Axis	Sub-topics in current corpus
`transformer_internals`	`attention`, `self-attention`, `kv-cache`, `softmax`, `layer_norm`, `normalization`, `transformer`, `embedding`, `mask`, `causal mask`, `multi-head`, `head`, `scaled dot-product`
`training_mechanics`	`training`, `optimizer`, `loss`, `gradient`, `batch`, `learning rate`, `fine-tuning`
`eval_design`	`eval`, `evals`, `evaluation`, `benchmark`, `scoring`
`numerical_stability`	`overflow`, `stable`
`tokenization`	`tokenization`, `tokenizer`, `bpe`, `subword`, `tokens`
`data_pipeline`	`dataset`, `pipeline`, `data pipeline`
`algorithmic`	`algorithm`, `algorithms`
`rust_fluency`	`rust`, `ownership`, `lifetimes`, `borrow`, `iterator`, `trait`, `generics`
`mechanistic_interpretability`	`interpretability`, `circuits`, `sae`, `saes`, `sparse autoencoder`
`ai_safety_fundamentals`	`alignment`, `safety`, `ai safety`, `rlhf`, `sycophancy`
`ai_governance_strategy`	`governance`, `policy`, `agi strategy`, `responsible scaling`
`debugging`	`debug`, `debugging`, `trace`, `diagnostics`

The list is what's in the corpus today, not a closed taxonomy. Adding a new sub-topic is just adding it to a frontmatter domain_tags field on the relevant content item or problem — no schema or code change needed.

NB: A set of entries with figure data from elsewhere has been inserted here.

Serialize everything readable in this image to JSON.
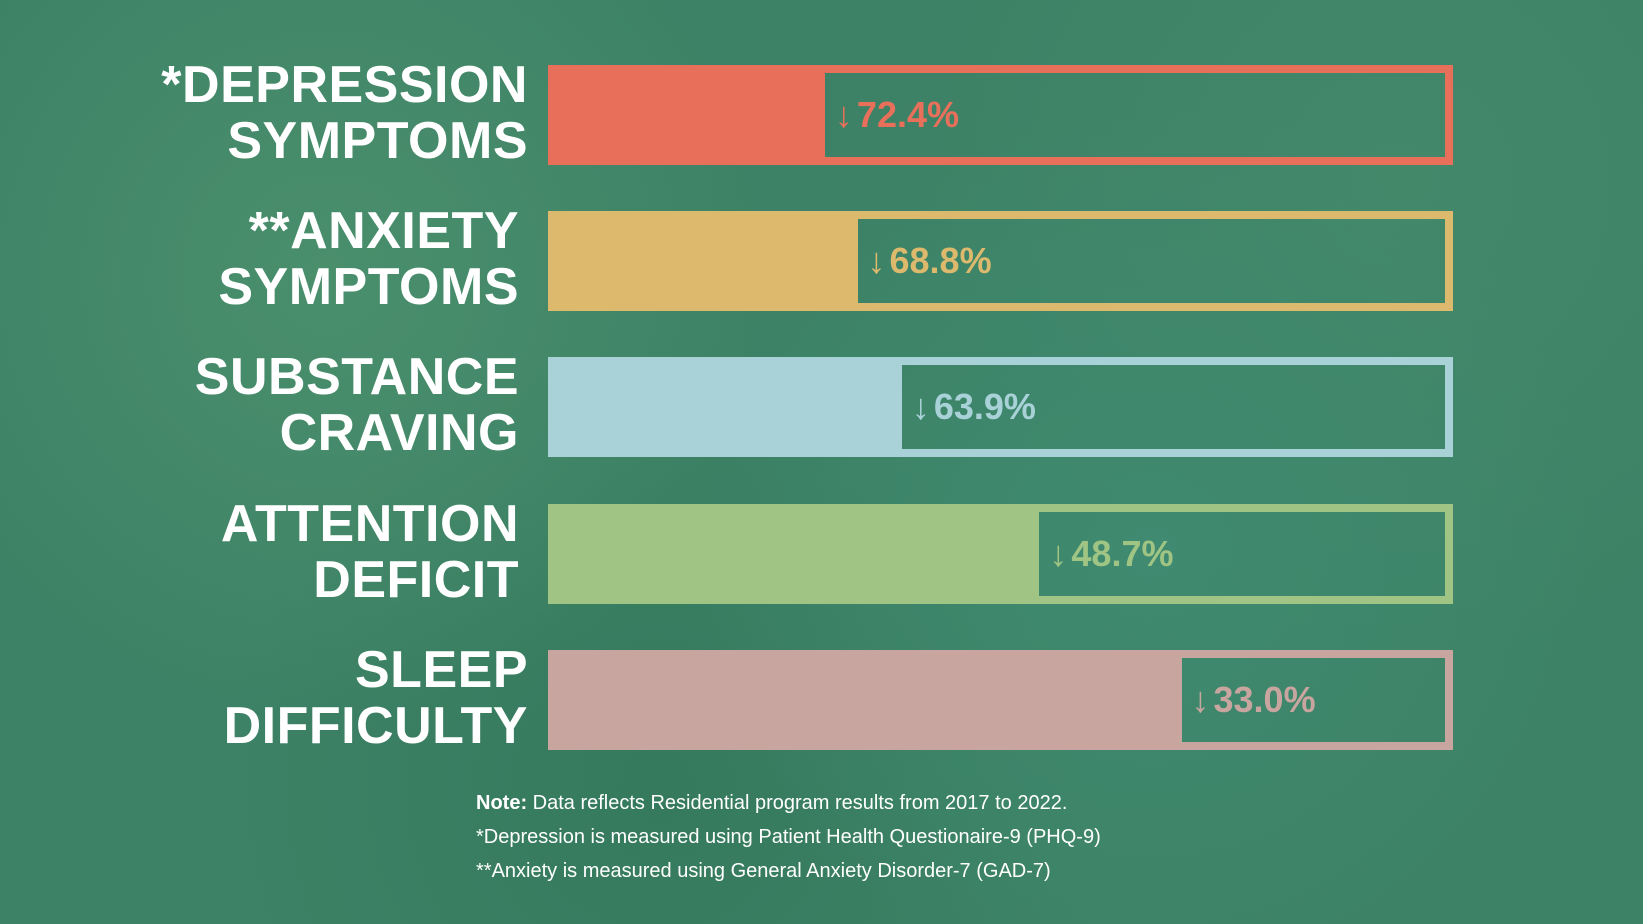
{
  "chart_data": {
    "type": "bar",
    "title": "",
    "categories": [
      {
        "line1": "*DEPRESSION",
        "line2": "SYMPTOMS"
      },
      {
        "line1": "**ANXIETY",
        "line2": "SYMPTOMS"
      },
      {
        "line1": "SUBSTANCE",
        "line2": "CRAVING"
      },
      {
        "line1": "ATTENTION",
        "line2": "DEFICIT"
      },
      {
        "line1": "SLEEP",
        "line2": "DIFFICULTY"
      }
    ],
    "values": [
      72.4,
      68.8,
      63.9,
      48.7,
      33.0
    ],
    "value_labels": [
      "72.4%",
      "68.8%",
      "63.9%",
      "48.7%",
      "33.0%"
    ],
    "direction": "decrease",
    "arrow_icon": "↓",
    "colors": [
      "#e8705a",
      "#dcb96c",
      "#a9d2d8",
      "#9fc484",
      "#c9a5a0"
    ],
    "xlim": [
      0,
      100
    ]
  },
  "notes": {
    "note_bold": "Note:",
    "note_text": " Data reflects Residential program results from 2017 to 2022.",
    "footnote1": "*Depression is measured using Patient Health Questionaire-9 (PHQ-9)",
    "footnote2": "**Anxiety is measured using General Anxiety Disorder-7 (GAD-7)"
  }
}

Adding a new content item¶

When you author a new reading / video / podcast / exercise in content/:

Pick the right axes from the canonical assessment AXES list. Usually one, occasionally two for cross-axis content.
Pick domain_tags — concrete sub-topics that describe what the item is about. Use existing sub-topics where applicable (look at the table above + the corpus); coin new ones only when none fit.
Save. The next app boot loads the file via app/services/content.py:parse_content_file. The library filter picks it up automatically.

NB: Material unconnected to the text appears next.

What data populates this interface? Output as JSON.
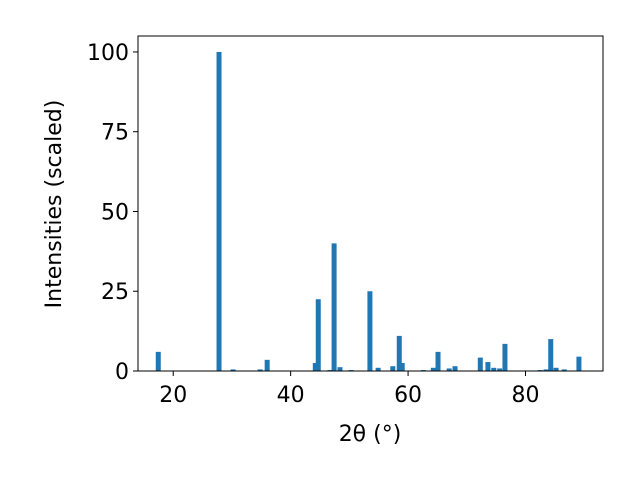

You can verify the tagging surfaces correctly by visiting /library?tag=<your-new-tag> and seeing the item appear.

Migration audit trail¶

The one-shot migration that populated domain_tags for the existing 32 content items is at scripts/migrate_content_domain_tags.py. It uses title + first-800-char body keyword match against a reverse-lookup of the old alias map. The script is kept in git history (not deleted) as the audit trail — if anyone questions why a specific content item got specific tags, they can re-run the script and see.